Aachen: Aachen-Ningbo: Partnerschaft zum Jubiläum vertiefen

Aachen: Aachen-Ningbo: Partnerschaft zum Jubiläum vertiefen

1984 baten einige Hochschulprofessoren aus der chinesischen Stadt Ningbo ihre Kollegen der Aachener Fachhochschule um Hilfe beim Aufbau einer technischen Hochschule in ihrer Heimat. Der Grundstein für die heutige University of Technology zementierte gewissermaßen auch das Fundament der Städtepartnerschaft.

Sie wurde zwei Jahre später, am 25. Oktober 1986, in Aachen offiziell besiegelt und feiert dieses Jahr ihr 30-jähriges Bestehen. Zu diesem Anlass besucht eine insgesamt 110-köpfige Delegation für zwei Tage die Kaiserstadt, um den Auftakt der offiziellen Jubiläumsfeierlichkeiten einzuleiten.

Nicht ganz so groß war die Delegation, die Bürgermeisterin Margrethe Schmeer (CDU) im Weißen Saal des Aachener Rathauses empfing. Gemeinsam mit Herbert Prömper, der seit 1994 Vorsitzender des Vereins zur Förderung der Städtepartnerschaft ist, Heinrich Parting, ebenfalls vom Verein Aachen-Ningbo, und Frank Leisten (Agit) begrüßte sie den stellvertretenden Bürgermeister der Stadt Ningbo, Wang Jianhou. Schmeer erklärte ihren chinesischen Gästen, dass der im Stil des Barock und Rokkoko ausgestattete Saal im 18. Jahrhundert für Friedensverhandlungen eingerichtet wurde.

Die Delegierten aus dieser Zeit zieren als Ölgemälde die Wände. Auch heute noch sei der Saal ein Ort der Verhandlungen und der Verständigung. Wang Jianhou bedankte sich für den herzlichen Empfang und ging auf die Anfänge der Partnerschaft ein, die vor allem gefestigt werde durch die zahlreichen bürgerschaftlichen Kontakte. Vor allem im Bereich Bildung, Kultur und Schulwesen besteht ein regelmäßiger Austausch. Im Lauf der Jahre wuchsen auch die Wirtschafts- und Handelsbeziehungen zwischen den beiden Städten.
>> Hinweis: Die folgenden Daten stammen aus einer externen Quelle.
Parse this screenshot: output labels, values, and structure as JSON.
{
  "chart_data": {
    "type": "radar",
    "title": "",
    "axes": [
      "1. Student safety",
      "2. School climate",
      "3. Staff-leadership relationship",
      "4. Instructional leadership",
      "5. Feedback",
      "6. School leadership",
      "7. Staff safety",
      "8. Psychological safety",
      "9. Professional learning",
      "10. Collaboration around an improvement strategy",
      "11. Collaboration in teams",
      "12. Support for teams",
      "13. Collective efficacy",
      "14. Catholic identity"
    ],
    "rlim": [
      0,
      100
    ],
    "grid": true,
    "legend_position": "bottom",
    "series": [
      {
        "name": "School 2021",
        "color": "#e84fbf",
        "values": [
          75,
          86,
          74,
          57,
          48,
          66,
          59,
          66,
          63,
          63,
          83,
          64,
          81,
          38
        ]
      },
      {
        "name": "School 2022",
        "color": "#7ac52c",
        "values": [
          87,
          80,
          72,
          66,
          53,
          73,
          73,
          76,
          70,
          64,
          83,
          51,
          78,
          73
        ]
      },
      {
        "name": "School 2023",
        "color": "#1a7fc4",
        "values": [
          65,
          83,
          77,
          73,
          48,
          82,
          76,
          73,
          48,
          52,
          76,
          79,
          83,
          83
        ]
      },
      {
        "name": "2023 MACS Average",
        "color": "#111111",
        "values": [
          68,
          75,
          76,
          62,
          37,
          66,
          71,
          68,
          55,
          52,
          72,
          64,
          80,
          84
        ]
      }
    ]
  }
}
Dies bringt ein deutsch-chinesisches Wirtschaftsforum zum Ausdruck, bei dem am Donnerstagvormittag im Eurogress Experten aus Wirtschaft, Wissenschaft und Politik über strategische Aspekte in den Bereichen Technologie- und Innovationstransfer, Automobiltechnik und Industrie 4.0 miteinander diskutieren.

Der Besuch aus Ningbo kommt dabei genau zum richtigen Zeitpunkt, denn das chinesische Pendant zum Thema Industrie 4.0 ist die Initiative „Made in China 2025“. Im Rahmen dieser Initiative wurde die Stadt Ningbo kürzlich als Projektstadt seitens der chinesischen Landesregierung benannt. „Wir sind sicher, dass wir die vielschichtige und erfolgversprechende Zusammenarbeit noch weiter vertiefen werden“, sagte Wang. Mit leeren Händen war die chinesische Delegation nicht nach Aachen gekommen: Die Stadt Ningbo schenkt der Stadt Aachen ein Ding, ein antikes, zeremonielles Kultgefäß, gefertigt aus Bronze mit drei Stützbeinen. Unbeschadet hat er die rund 10.000 Kilometer vom Osten Chinas bis nach Aachen überstanden.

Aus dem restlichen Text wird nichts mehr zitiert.